Par contre, le nerf de la guerre de la diplomatie québécoise sera désormais avant tout l’économie, comme c’est déjà du reste le cas en grande partie pour des pays comme les États-Unis, l’Allemagne ou la Chine.

«Nous voulons aussi que notre action à l’international prenne un nouveau virage : un virage économique. Toutes nos équipes travailleront donc ensemble pour augmenter nos exportations et d’attirer davantage d’investissements privés au Québec», écrit noir sur blanc le premier ministre François Legault dans la présentation de cette politique.

Cette nouvelle politique repose d’ailleurs sur trois axes :

 

  • Une action économique renforcée sur le plan international
  • Miser davantage sur nos réseaux et en faire de puissants leviers économiques
  • La modernisation de l’action internationale

 

C'est le premier axe qui concernce avant tout les entreprises du Québec. Il s’appuie sur cinq priorités, comme on peut le constater dans ce tableau tiré de la politique d'une cinquantaine de pages.

 

 

1.Attirer les investissements et accroître les exportations

Le gouvernement Legault veut doubler d’ici cinq ans les investissements privés sous contrôle étranger réalisés au Québec, principalement grâce à l’aide d’Investissement Québec, qui fera plus de promotion à l’étranger.

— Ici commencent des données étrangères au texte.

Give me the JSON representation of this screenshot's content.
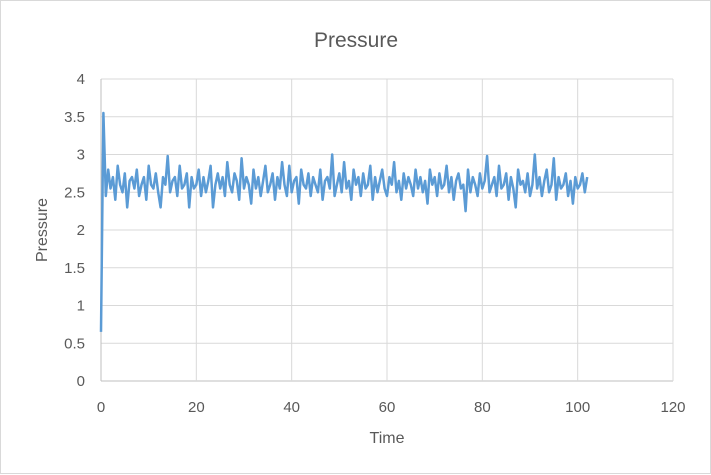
{
  "chart_data": {
    "type": "line",
    "title": "Pressure",
    "xlabel": "Time",
    "ylabel": "Pressure",
    "xlim": [
      0,
      120
    ],
    "ylim": [
      0,
      4
    ],
    "xticks": [
      "0",
      "20",
      "40",
      "60",
      "80",
      "100",
      "120"
    ],
    "yticks": [
      "0",
      "0.5",
      "1",
      "1.5",
      "2",
      "2.5",
      "3",
      "3.5",
      "4"
    ],
    "grid": true,
    "legend": "none",
    "series": [
      {
        "name": "Pressure",
        "color": "#5b9bd5",
        "x_start": 0,
        "x_step": 0.5,
        "values": [
          0.65,
          3.55,
          2.45,
          2.8,
          2.55,
          2.7,
          2.4,
          2.85,
          2.6,
          2.5,
          2.75,
          2.3,
          2.65,
          2.7,
          2.55,
          2.8,
          2.45,
          2.6,
          2.7,
          2.4,
          2.85,
          2.6,
          2.55,
          2.75,
          2.5,
          2.3,
          2.7,
          2.6,
          2.98,
          2.5,
          2.65,
          2.7,
          2.45,
          2.85,
          2.55,
          2.6,
          2.75,
          2.3,
          2.7,
          2.55,
          2.6,
          2.8,
          2.45,
          2.7,
          2.5,
          2.65,
          2.85,
          2.3,
          2.6,
          2.75,
          2.55,
          2.7,
          2.45,
          2.9,
          2.6,
          2.5,
          2.75,
          2.65,
          2.4,
          2.95,
          2.55,
          2.7,
          2.6,
          2.35,
          2.8,
          2.55,
          2.7,
          2.45,
          2.65,
          2.85,
          2.5,
          2.6,
          2.75,
          2.4,
          2.7,
          2.55,
          2.9,
          2.6,
          2.45,
          2.85,
          2.5,
          2.65,
          2.7,
          2.35,
          2.8,
          2.6,
          2.55,
          2.75,
          2.45,
          2.7,
          2.6,
          2.5,
          2.8,
          2.4,
          2.65,
          2.7,
          2.55,
          3.0,
          2.45,
          2.6,
          2.75,
          2.5,
          2.9,
          2.55,
          2.65,
          2.4,
          2.8,
          2.6,
          2.7,
          2.45,
          2.75,
          2.55,
          2.6,
          2.85,
          2.4,
          2.7,
          2.5,
          2.65,
          2.8,
          2.55,
          2.45,
          2.7,
          2.6,
          2.9,
          2.5,
          2.65,
          2.4,
          2.75,
          2.55,
          2.7,
          2.6,
          2.45,
          2.8,
          2.55,
          2.7,
          2.5,
          2.65,
          2.35,
          2.8,
          2.6,
          2.7,
          2.45,
          2.75,
          2.55,
          2.6,
          2.85,
          2.5,
          2.7,
          2.4,
          2.65,
          2.75,
          2.55,
          2.6,
          2.25,
          2.8,
          2.5,
          2.7,
          2.6,
          2.45,
          2.75,
          2.55,
          2.65,
          2.98,
          2.5,
          2.6,
          2.7,
          2.45,
          2.85,
          2.55,
          2.6,
          2.75,
          2.4,
          2.7,
          2.55,
          2.3,
          2.8,
          2.6,
          2.65,
          2.5,
          2.75,
          2.45,
          2.6,
          3.0,
          2.55,
          2.7,
          2.45,
          2.65,
          2.8,
          2.5,
          2.6,
          2.95,
          2.4,
          2.7,
          2.55,
          2.6,
          2.75,
          2.45,
          2.65,
          2.35,
          2.7,
          2.55,
          2.6,
          2.75,
          2.5,
          2.7
        ]
      }
    ]
  }
}
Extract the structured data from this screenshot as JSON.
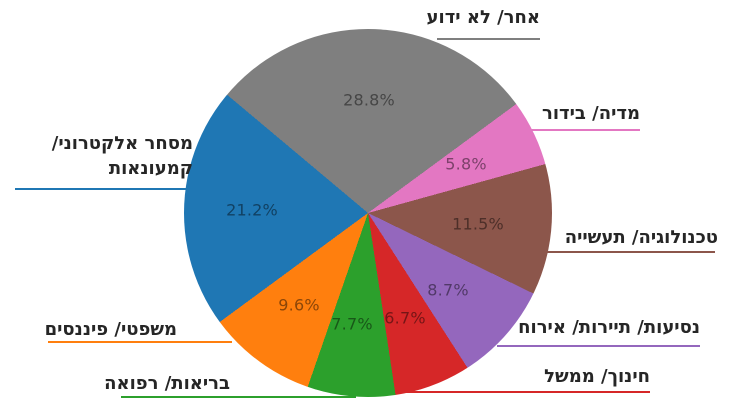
{
  "chart_data": {
    "type": "pie",
    "title": "",
    "labels_language": "he",
    "background": "#ffffff",
    "legend_position": "none",
    "start_angle_deg": 140,
    "direction": "clockwise",
    "label_style": "outside-with-leader-lines",
    "value_label_style": "inside-percent",
    "slices": [
      {
        "id": "other_unknown",
        "label": "אחר/ לא ידוע",
        "value_pct": 28.8,
        "color": "#7f7f7f"
      },
      {
        "id": "media_entertainment",
        "label": "מדיה/ בידור",
        "value_pct": 5.8,
        "color": "#e377c2"
      },
      {
        "id": "technology_industry",
        "label": "טכנולוגיה/ תעשייה",
        "value_pct": 11.5,
        "color": "#8c564b"
      },
      {
        "id": "travel_tourism_hospitality",
        "label": "נסיעות/ תיירות/ אירוח",
        "value_pct": 8.7,
        "color": "#9467bd"
      },
      {
        "id": "education_government",
        "label": "חינוך/ ממשל",
        "value_pct": 6.7,
        "color": "#d62728"
      },
      {
        "id": "health_medicine",
        "label": "בריאות/ רפואה",
        "value_pct": 7.7,
        "color": "#2ca02c"
      },
      {
        "id": "legal_finance",
        "label": "משפטי/ פיננסים",
        "value_pct": 9.6,
        "color": "#ff7f0e"
      },
      {
        "id": "ecommerce_retail",
        "label": "מסחר אלקטרוני/ קמעונאות",
        "value_pct": 21.2,
        "color": "#1f77b4"
      }
    ]
  }
}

C’est une grosse commande, mais ces investissements sont très stratégiques pour notre économie.

Les filiales des multinationales au Québec emploient 390 000 personnes, notamment dans l’aérospatiale, les sciences de la vie et les produits industriels, selon la firme d’analyse AppEco.

Elles favorisent aussi les transferts technologiques et le savoir-faire en gestion de la production, en plus de faire beaucoup de R-D. En 2016, ces filliales étaient responsables de 38% de l’ensemble des dépenses en innovation au pays, selon Statistique Canada.

Le gouvernement se fixe aussi un objectif très ambitieux au chapitre des exportations de biens et de services.

En 2018, les exportations internationales représentaient près de 30% du PIB du Québec. D’ici cinq ans, Québec veut porter les exportations internationales et interprovinciales (par exemple, en Ontario) à 50% de la valeur du PIB.

Le gouvernement compte y arriver en aidant davantage de PME québécoises à exporter, car seulement 11% d’entre elles vendaient leurs produits à l’extérieur du Québec en 2017. Or, les PME exportent plus en Colombie-Britannique (13%) et en Ontario (15%).

Comment? Québec fera davantage la promotion des accords de libre-échange, dont le Partenariat transpacifique global et progressiste (PTPGP) et l’Accord économique et commercial global (AECG) avec l’Union européenne.

Tous les accords de libre-échange du Canada représentent des marchés combinés de 1,4 milliard de personnes, soit l’équivalent de la population de la Chine -un pays avec lequel le Canada n'a pas de traité.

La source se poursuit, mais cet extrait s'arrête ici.